I have an explanatory variable and four predictors for the GLM and am using a Gaussian distribution. I have run several GLM's in RStudio with different variations of the predictors to obtain the best model, however the best model (with the lowest AICc score) is a reduced model and so only uses two of the predictors.
When reporting this in my dissertation, what do I say about the predictors that are not included in the model?
My current understanding is that I report the best model (with just the two predictors) and state that the other two were excluded from the model. Do I then ignore the other two predictors entirely or should I run a different statistical analysis individually on them such as a standard linear regression?
I started with multiple linear regression, but was running into problems because the coefficient estimates were huge and adjusted R-squared was low. I checked the diagnostics and the plots looked really good, so I was struggling to understand what was going on. I thought that in this scenario GLMs would be a better tool, but I've always found them intimidating.

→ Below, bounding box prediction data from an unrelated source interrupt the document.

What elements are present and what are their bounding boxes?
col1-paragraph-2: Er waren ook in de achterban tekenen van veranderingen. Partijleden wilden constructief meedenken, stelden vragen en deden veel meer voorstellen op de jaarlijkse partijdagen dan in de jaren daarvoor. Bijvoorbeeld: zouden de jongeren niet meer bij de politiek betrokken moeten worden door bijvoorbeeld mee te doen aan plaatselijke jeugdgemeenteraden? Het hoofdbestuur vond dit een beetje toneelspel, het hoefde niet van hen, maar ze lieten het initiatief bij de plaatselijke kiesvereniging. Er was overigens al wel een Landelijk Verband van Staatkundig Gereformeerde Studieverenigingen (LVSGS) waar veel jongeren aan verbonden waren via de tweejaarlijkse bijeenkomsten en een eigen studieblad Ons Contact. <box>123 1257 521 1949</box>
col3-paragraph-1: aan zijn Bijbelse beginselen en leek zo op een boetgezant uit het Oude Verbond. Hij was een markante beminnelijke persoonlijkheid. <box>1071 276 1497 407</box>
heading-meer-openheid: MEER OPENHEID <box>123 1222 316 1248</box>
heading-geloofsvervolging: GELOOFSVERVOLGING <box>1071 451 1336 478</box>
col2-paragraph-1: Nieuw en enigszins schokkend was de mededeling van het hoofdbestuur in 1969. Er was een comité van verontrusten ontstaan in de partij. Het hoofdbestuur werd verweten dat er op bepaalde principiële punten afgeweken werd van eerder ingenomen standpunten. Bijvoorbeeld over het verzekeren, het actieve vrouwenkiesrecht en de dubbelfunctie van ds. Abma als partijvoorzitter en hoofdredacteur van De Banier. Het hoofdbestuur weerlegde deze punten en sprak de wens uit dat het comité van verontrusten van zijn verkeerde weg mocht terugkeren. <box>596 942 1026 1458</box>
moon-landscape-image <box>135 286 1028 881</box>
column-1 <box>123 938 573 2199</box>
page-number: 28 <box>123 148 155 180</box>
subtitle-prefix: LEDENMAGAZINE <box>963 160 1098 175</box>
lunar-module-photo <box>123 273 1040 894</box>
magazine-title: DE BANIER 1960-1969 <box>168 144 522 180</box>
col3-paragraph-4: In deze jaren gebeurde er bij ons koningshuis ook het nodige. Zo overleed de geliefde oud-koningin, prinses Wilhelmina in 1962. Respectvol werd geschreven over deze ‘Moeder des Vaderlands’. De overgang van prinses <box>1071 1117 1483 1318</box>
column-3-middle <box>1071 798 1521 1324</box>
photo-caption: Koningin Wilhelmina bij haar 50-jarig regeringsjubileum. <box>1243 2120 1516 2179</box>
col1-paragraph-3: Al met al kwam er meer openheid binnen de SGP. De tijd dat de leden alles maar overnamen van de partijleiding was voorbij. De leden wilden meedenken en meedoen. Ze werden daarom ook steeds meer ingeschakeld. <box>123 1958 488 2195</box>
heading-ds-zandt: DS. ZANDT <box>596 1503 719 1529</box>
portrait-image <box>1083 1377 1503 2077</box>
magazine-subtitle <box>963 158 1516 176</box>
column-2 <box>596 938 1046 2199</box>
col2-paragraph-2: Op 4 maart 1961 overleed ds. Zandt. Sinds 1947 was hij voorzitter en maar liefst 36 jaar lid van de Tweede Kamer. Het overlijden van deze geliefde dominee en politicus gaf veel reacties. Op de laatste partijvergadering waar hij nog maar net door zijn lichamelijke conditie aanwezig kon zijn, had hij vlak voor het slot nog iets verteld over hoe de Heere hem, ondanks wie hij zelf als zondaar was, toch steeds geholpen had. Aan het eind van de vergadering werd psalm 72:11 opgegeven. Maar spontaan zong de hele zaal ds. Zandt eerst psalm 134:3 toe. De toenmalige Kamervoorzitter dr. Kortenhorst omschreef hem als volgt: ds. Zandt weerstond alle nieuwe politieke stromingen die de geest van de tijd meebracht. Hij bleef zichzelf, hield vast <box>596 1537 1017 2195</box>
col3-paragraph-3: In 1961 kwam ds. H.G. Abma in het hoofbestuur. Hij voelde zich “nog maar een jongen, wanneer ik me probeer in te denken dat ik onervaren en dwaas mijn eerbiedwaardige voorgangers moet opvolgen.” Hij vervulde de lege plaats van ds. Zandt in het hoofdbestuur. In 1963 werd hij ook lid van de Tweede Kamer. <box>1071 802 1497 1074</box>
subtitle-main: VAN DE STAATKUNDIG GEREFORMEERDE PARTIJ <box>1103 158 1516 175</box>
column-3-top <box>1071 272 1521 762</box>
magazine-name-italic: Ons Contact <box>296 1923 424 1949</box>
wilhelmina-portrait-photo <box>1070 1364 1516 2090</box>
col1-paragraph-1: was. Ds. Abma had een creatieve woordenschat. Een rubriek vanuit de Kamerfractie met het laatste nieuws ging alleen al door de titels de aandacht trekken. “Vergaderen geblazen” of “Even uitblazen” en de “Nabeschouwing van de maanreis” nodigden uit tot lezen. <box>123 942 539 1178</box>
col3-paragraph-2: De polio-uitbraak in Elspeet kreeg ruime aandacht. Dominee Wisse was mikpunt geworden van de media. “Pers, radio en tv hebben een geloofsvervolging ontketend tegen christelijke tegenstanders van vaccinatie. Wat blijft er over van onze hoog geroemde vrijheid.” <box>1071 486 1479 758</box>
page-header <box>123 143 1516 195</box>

I saw via tutorials you could fit the GLM as you would a multiple linear regression, but you specify the family distribution. When I did this with the full model, the coefficient estimates did not match with what was plotted. For example, a scatter plot indicated that there was a positive slope, but the estimate came back as 0.003 or a highly negative slope. I understand that this is often due to multicollinearilty, so I ran a VIF check for multicollinearity and centred the variables that were causing the issue. I then read that it is often because other predictors are suppressing the main predictors, so I decided to run multiple models.
I compare the models using AICc and ANOVA, which was fine and now I have a reduced model that works well but it takes away two predictors. My question is regards to what this actually means and how I go about reporting the results.